2.2. Apreciação do objeto do recurso
Vem posta em causa na apelação a parte do despacho saneador em que se julgou improcedente a exceção de prescrição arguida pela ré na contestação, defendendo a apelante dever a mesma ser julgada procedente.
O tribunal de 1.ª instância teve em conta o prazo de prescrição de 3 anos e considerou o dia 17-02-2022 como a data prevista para o termo de tal prazo, o que não vem posto em causa na apelação.
A discordância da apelante reporta-se à conclusão, constante da decisão recorrida, de que o indicado prazo não se completou, por se ter considerado interrompida a prescrição por força do estatuído no artigo 323.º, n.º 2, do Código Civil.
Consta da fundamentação da decisão recorrida, além do mais, o seguinte:
O prazo ordinário de prescrição é de vinte anos (artigo 309.º do Código Civil) sendo que o legislador estabelece alguns prazos mais curtos de prescrição, que denomina prescrições presuntivas.
O sinistro em causa nestes autos ocorreu em 12.09.2018.
O prazo de prescrição de cinco anos previsto no artigo 121.º, n.º 2, do Regime Jurídico do Contrato de Seguro, aprovado pelo DL n.º 72/2008, de 16 de abril, não é aplicável ao sinistro, sendo de aplicar o prazo prescricional presuntivo de três anos.
Donde o terminus do prazo prescricional ocorrido em 17 de fevereiro de 2022, com a suspensão dos prazos decorrentes dos Lei n.º 1-A/2020, de 19 de março e da Lei n.º 4-B/2021, de 1 de fevereiro
A presente ação foi intentada pelas Autoras em 15 de fevereiro de 2022.
A Ré foi citada a 23 de fevereiro de 2022.
O prazo prescricional (no caso, de três anos) pode ser interrompido, designadamente com a citação nos termos do disposto no artigo 323.º do Código Civil sendo que, se esta não ocorrer cinco dias depois de ter sido requerida, por causa não imputável ao requerente, têm-se a prescrição por interrompida logo que decorram cinco dias, e a anulação da citação não impede o efeito interruptivo (n.º 2 e 3).

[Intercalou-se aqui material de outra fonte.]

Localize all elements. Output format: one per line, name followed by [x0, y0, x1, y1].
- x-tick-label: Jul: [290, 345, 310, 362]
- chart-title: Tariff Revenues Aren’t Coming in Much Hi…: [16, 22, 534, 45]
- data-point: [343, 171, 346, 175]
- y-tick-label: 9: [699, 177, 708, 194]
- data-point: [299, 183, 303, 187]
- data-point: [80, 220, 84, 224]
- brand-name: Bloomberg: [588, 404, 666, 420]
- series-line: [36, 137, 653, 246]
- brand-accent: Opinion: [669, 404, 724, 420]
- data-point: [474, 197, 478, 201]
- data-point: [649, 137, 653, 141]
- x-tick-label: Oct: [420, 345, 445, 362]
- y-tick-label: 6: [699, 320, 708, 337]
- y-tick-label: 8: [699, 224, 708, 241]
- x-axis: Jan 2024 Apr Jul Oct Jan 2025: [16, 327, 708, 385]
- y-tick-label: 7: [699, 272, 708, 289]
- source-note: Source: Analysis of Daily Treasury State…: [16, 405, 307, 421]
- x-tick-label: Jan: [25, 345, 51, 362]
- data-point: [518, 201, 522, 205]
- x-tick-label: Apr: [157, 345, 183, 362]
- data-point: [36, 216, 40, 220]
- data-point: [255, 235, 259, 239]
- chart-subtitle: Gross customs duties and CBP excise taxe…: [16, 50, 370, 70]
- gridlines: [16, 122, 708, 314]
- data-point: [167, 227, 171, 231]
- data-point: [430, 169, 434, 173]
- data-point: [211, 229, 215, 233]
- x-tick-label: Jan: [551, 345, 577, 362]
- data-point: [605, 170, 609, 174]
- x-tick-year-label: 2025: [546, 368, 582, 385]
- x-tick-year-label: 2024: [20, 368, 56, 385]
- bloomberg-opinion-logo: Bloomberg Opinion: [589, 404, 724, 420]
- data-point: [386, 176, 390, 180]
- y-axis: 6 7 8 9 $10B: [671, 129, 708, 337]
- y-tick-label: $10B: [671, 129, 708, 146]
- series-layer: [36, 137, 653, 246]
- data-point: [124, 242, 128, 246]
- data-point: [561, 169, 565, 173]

Estabelece-se, no n.º 2 deste artigo um mecanismo de acautelamento da posição do titular do direito, aplicável na hipótese de a citação ou notificação não se realizar no prazo de cinco dias depois de ter sido requerida, por causa não imputável ao requerente, portanto, sem culpa sua. Nessa situação, a interrupção opera logo que decorram esses cinco dias. Relevante é, pois, a ausência de culpa por parte do autor ou requerente.
Não se vislumbra qualquer razão imputável às Autoras da citação ter procedido apenas a 23 de fevereiro de 2022.
Pelo exposto, improcede a exceção invocada pela Ré.
Discordando deste entendimento, a apelante alega que a ação não foi intentada até cinco dias antes da data prevista para o termo do prazo de prescrição, defendendo que tal impede o funcionamento do benefício interruptivo previsto no n.º 2 do citado artigo 323.º; mais alega que as autoras não requereram que fosse determinada a citação urgente e que a citação só se realizou após o termo do prazo de prescrição.
Vejamos se lhe assiste razão.
Assente que o dia 17-02-2022 constitui a data prevista para o termo do prazo de prescrição, conforme considerou a 1.ª instância e não vem questionado na apelação, cumpre apreciar se foi praticado algum ato com a virtualidade de o interromper em momento anterior.
Sob a epígrafe Interrupção promovida pelo titular, o artigo 323.º do Código Civil dispõe o seguinte: 1. A prescrição interrompe-se pela citação ou notificação judicial de qualquer ato que exprima, direta ou indiretamente, a intenção de exercer o direito, seja qual for o processo a que o ato pertence e ainda que o tribunal seja incompetente. 2. Se a citação ou notificação se não fizer dentro de cinco dias depois de ter sido requerida, por causa não imputável ao requerente, tem-se a prescrição por interrompida logo que decorram os cinco dias. 3. A anulação da citação ou notificação não impede o efeito interruptivo previsto nos números anteriores. 4. É equiparado à citação ou notificação, para efeitos deste artigo, qualquer outro meio judicial pelo qual se dê conhecimento do ato àquele contra quem o direito pode ser exercido.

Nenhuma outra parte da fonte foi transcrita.